21.01.2013 - (idw) Universitätsklinikum Heidelberg

Heidelberger Neurozentrum richtet Europas bedeutendsten Kongress für neurologische Intensivmedizin vom 23. bis 26. Januar 2013 in Mannheim aus Jedes Jahr erleiden zehntausende Patienten in Deutschland schwere Gehirnschäden durch Blutungen, Schlaganfall, Schädel-Hirn-Verletzungen oder Infektionen und werden intensivmedizinisch versorgt. In den vergangenen Jahren konnten u.a. entscheidende Fortschritte bei der frühzeitigen Behandlung des Schlaganfalls erzielt werden. Vom 23. bis 26. Januar 2013 findet in Mannheim der auf diesem Gebiet europaweit bedeutendste Kongress, die Arbeitstagung für neurologische Notfall- und Intensivmedizin (ANIM), statt, die vom Neurozentrum am Universitätsklinikum Heidelberg organisiert wird.

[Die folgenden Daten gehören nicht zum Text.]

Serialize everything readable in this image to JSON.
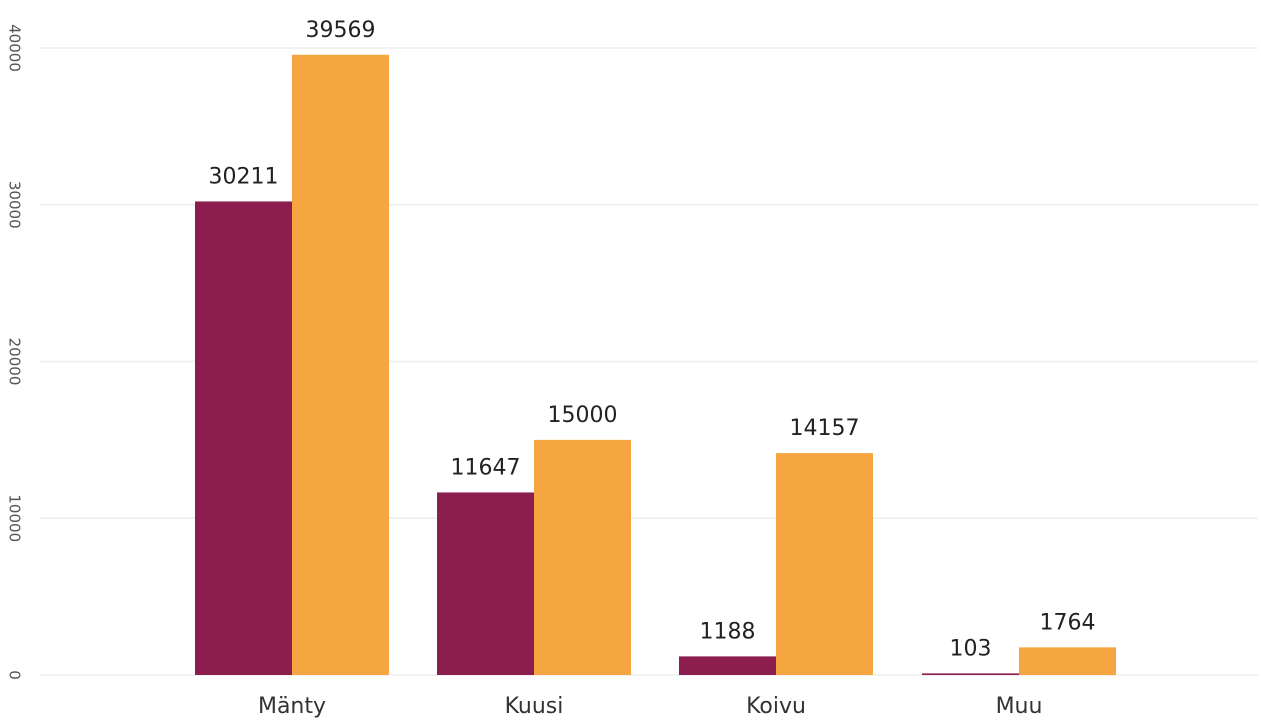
{
  "chart_data": {
    "type": "bar",
    "categories": [
      "Mänty",
      "Kuusi",
      "Koivu",
      "Muu"
    ],
    "series": [
      {
        "values": [
          30211,
          11647,
          1188,
          103
        ],
        "color": "#8b1e4f"
      },
      {
        "values": [
          39569,
          15000,
          14157,
          1764
        ],
        "color": "#f5a640"
      }
    ],
    "ylim": [
      0,
      40000
    ],
    "y_ticks": [
      0,
      10000,
      20000,
      30000,
      40000
    ],
    "tick_labels": [
      "0",
      "10000",
      "20000",
      "30000",
      "40000"
    ],
    "grid": true,
    "data_labels": true
  }
}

Mehr als 1,500 Teilnehmer werden im Mannheimer Kongresszentrum Rosengarten erwartet, erstmals auch 200 Ärzte und Pflegekräfte aus den USA.

Die deutsche Neuro-Intensivmedizin ist seit Jahrzehnten weltweit führend. In den letzten zehn Jahren hat sich in den USA ebenfalls ein solcher Schwerpunkt gebildet, erklärt der Heidelberger Kongresspräsident und Neurologe Prof. Dr. Dr. h.c. Werner Hacke, der mit Prof. Dr. Andreas Unterberg, Ärztlicher Direktor der Heidelberger Neurochirurgischen Universitätsklinik, die Tagung ausrichtet. Bei den gemeinsamen Sitzungen mit der US-amerikanischen Neurocritical Care Society stehen aktuelle Themen auf der Tagesordnung: Welche wissenschaftliche Grundlagen gibt es für die Schlaganfall-Behandlung? Wie werden Neurointensiv-Mediziner am besten ausgebildet? Was ist therapeutisch angezeigt, wenn ein großer Teil des Großhirns geschädigt ist? Wichtige Themen sind auch die Überwachung der Hirnfunktion nach schweren Schäden (Neuromonitoring) und die Hypothermie, bei der das Gehirn gekühlt wird, um sich im Kälteschlaf zu erholen.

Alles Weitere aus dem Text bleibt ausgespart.